Cravache se permet alors une question à cette dame qui vient d’expliquer très distinctement sa situation  : «  Est-ce que tu maîtrises bien la langue française  ?  » (Mme Cravache elle te dit vous dans un premier temps mais comme ensuite tu racontes ton chômage ta pauvreté tes gosses et que tu remets ta vie entre ses mains en signant son papelard elle te dit tu elle t’adoube et on dirait ta meilleure copine). Oui  ? Très bien pour l’accompagnement signe ici Fatima on te donnera un rdv à l’accueil.
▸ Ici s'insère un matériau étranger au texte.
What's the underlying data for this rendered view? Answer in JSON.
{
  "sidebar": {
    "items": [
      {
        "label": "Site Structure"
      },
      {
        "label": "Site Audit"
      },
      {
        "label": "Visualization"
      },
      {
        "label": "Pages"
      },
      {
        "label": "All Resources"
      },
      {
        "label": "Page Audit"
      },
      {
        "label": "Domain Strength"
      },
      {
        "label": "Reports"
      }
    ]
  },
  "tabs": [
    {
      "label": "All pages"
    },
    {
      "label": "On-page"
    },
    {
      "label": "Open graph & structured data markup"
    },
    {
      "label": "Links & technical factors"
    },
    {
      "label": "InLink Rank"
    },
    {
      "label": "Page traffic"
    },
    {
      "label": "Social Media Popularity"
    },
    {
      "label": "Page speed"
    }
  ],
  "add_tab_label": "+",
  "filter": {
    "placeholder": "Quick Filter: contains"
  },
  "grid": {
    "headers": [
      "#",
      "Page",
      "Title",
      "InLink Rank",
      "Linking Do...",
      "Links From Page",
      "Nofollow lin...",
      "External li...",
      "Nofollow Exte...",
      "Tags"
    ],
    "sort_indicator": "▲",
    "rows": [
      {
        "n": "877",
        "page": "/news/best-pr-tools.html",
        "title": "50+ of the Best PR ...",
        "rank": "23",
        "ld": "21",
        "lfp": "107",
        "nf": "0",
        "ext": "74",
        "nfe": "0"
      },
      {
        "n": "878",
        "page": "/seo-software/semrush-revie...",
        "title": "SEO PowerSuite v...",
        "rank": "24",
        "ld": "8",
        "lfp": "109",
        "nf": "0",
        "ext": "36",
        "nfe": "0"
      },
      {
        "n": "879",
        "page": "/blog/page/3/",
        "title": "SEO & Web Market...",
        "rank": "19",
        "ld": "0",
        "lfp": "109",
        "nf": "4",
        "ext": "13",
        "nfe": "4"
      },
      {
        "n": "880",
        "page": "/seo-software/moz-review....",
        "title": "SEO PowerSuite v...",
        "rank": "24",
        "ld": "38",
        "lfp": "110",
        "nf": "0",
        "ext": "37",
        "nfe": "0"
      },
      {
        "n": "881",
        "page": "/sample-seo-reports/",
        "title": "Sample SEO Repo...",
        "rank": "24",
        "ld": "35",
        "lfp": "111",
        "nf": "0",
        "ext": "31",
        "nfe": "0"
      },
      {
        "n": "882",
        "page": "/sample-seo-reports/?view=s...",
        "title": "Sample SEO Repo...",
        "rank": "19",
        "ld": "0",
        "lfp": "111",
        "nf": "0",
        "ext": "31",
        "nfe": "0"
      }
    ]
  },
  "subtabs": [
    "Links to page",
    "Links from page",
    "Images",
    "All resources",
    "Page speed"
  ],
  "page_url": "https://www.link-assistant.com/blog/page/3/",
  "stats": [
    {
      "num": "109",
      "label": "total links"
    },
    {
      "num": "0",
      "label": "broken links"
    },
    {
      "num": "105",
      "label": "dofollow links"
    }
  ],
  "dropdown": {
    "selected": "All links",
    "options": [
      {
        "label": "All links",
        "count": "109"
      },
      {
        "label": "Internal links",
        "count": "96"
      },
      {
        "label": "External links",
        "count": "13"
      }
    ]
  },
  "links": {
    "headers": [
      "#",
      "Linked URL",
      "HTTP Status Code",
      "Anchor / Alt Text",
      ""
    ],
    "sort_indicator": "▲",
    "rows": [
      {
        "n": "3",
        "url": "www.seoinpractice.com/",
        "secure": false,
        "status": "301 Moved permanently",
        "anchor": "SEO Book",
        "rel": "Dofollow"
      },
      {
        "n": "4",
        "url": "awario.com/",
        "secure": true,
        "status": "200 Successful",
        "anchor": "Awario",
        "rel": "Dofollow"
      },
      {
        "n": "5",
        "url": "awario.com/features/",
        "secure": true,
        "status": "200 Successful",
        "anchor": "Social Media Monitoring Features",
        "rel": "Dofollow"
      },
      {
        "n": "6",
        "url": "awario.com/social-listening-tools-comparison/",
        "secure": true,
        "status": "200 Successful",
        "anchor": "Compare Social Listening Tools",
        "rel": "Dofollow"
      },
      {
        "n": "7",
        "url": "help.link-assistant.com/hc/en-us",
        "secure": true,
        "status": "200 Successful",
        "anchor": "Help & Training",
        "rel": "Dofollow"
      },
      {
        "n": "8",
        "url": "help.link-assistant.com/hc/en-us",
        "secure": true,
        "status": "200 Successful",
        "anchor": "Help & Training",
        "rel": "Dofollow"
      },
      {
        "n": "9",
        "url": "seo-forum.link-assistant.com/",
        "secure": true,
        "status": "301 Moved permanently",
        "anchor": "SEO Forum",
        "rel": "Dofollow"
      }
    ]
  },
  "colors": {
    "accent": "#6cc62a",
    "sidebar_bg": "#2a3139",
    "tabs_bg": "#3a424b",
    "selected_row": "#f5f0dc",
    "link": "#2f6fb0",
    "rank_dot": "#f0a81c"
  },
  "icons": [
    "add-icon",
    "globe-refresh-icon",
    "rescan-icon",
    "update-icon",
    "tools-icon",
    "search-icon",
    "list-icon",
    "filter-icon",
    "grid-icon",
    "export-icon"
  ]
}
Là c’est pas du tout l’ambiance bon enfant que j’attendais d’une réu entre collègues chômeurs usagés usés de Pôle emploi. Même si je suis pas peignéemaquilléemotivée, je prends fébrilement la parole parce que je commence à être un petit peu vénère et perplexe de ce qui se trame dans tous ces apartés devant tout le monde  : «  Heu… j’ai l’impression que vous êtes en train de nous faire signer un engagement pour quelque chose mais on ne comprend pas bien quoi. Il n’est pas possible qu’on signe quoi que ce soit si vous ne nous expliquez pas clairement de quoi il retourne  ». Mme Cravache quitte sa douce voix de dame patronnesse et grommelle agressivement en agitant beaucoup ses papiers sur la table  : «  Pas ma faute administration pas le temps, tout le temps comme ça Pôle emploi n’importe quoi et si vous êtes pas contente  ». Depuis le début Mme C. joue le même double discours  : si vous ne signez pas vous allez être emmerdés avec Pôle emploi / de toutes façons Pôle emploi ne fera rien pour vous, vous devez vous adresser à NOUS, sans que ce NOUS soit jamais énoncé.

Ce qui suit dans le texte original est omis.